4. AAC allied organizations, such as the American Association of Pro-Life Obstetricians and Gynecologists, are suing the Food and Drug Administration over its approval of the medication abortion pill Mifeprex (mifepristone).

While AACs peddle the unsafe and unproven “abortion pill reversal” protocol, their conspirators on the legal side are looking to end all access to medication abortion. AAC allied organizations are frustrated that people are still accessing mifepristone by using inventive workarounds, even in states that already have the most restricted access.

The reality is that mifepristone is a safe medication and a highly effective method of abortion care that is increasingly necessary in a post-Roe world. Efforts to restrict access to medication abortion are contradicted by the World Health Organization (WHO) and the American College of Obstetricians and Gynecologists (ACOG). This lawsuit is an example of the anti-abortion movement’s obsession with controlling reproductive outcomes that continues post-Dobbs.

5. AACs pretend they can take over the work of legitimate health care providers.

In their Dobbs amicus brief, Heartbeat International claims that AACs can replace reproductive health care with their “highly effective” but unlicensed staff. They disingenuously profess to help pregnant people’s economic stability and support all family formations. Likewise, Human Coalition and recruitment group Students for Life of America claim the increasing number of AACs across the country indicates they can replace abortion care.

The reality is that AACs exist solely to coerce people out of wanted abortions; they are not real health care providers. Exploiting public misunderstandings that they provide comprehensive care, AACs push disinformation, including myths that abortion causes infertility, breast cancer and mental health issues, as a fearmongering tactic. AACs spread disinformation about “abortion pill reversal,” which is not medically safe or supported by science. AACs only provide an average of $135 worth of resources per person (per their own data shared with the Supreme Court) and operate under the bootstrap narrative, a fallacy rooted in anti-Blackness and hatred of poor people. AACs divert tax and welfare dollars away from useful services. AACs foster stigma against families. The increasing number of AACs does not demonstrate a need for them but instead represents their deliberate proliferation strategy to deter more people away from essential care and promote their anti-human rights propaganda.

6. AACs perpetrate the myth that abortion care is unnecessary in the modern world.

In a strawman argument, Susan B. Anthony Pro-Life America and Students for Life of America claimed that the increase in cisgender women’s political representation means that abortions are unnecessary.

The reality is that abortion providers and abortion care are essential; abortion has always existed and will continue to exist as long as pregnancy exists.

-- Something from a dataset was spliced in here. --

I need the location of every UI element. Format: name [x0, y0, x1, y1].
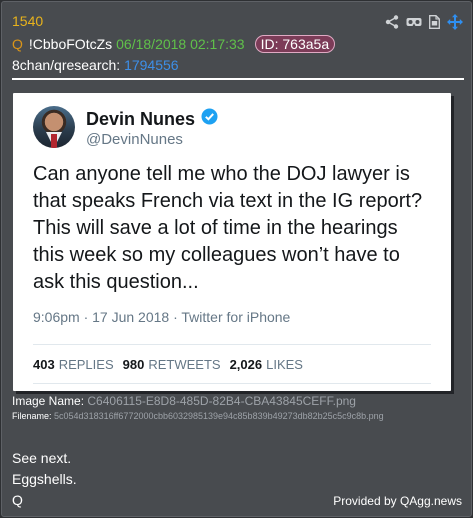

Access to safe and legal abortion has undoubtedly facilitated socioeconomic progress; to claim otherwise is facetious. Reproductive freedom is not separate from or in opposition to gender and racial equity and LGBTQIA+ rights. Reproductive freedom is essential for everyone’s health, well-being and self-determination.

7. AACs try to maintain relevance and legitimize themselves by using junk science.

Charlotte Lozier Institute, an anti-abortion front operating as the “research and education” arm of Susan B. Anthony Pro-Life America, wrote in its Dobbs amicus brief that junk science renders the scientific consensus of major medical organizations “obsolete.”

The reality is that anti-abortion groups cherry-pick debunked, methodologically flawed, non-rigorous and outlier studies (several of which use no ethics review board) to push false claims. When called out, these groups conspiratorially claim they are standing up to the “politically correct” scientific “elite.” Scientific consensus holds that abortion is safe, common and normal; this is recognized by every major medical organization, including the ACOG, the WHO and the American Medical Association.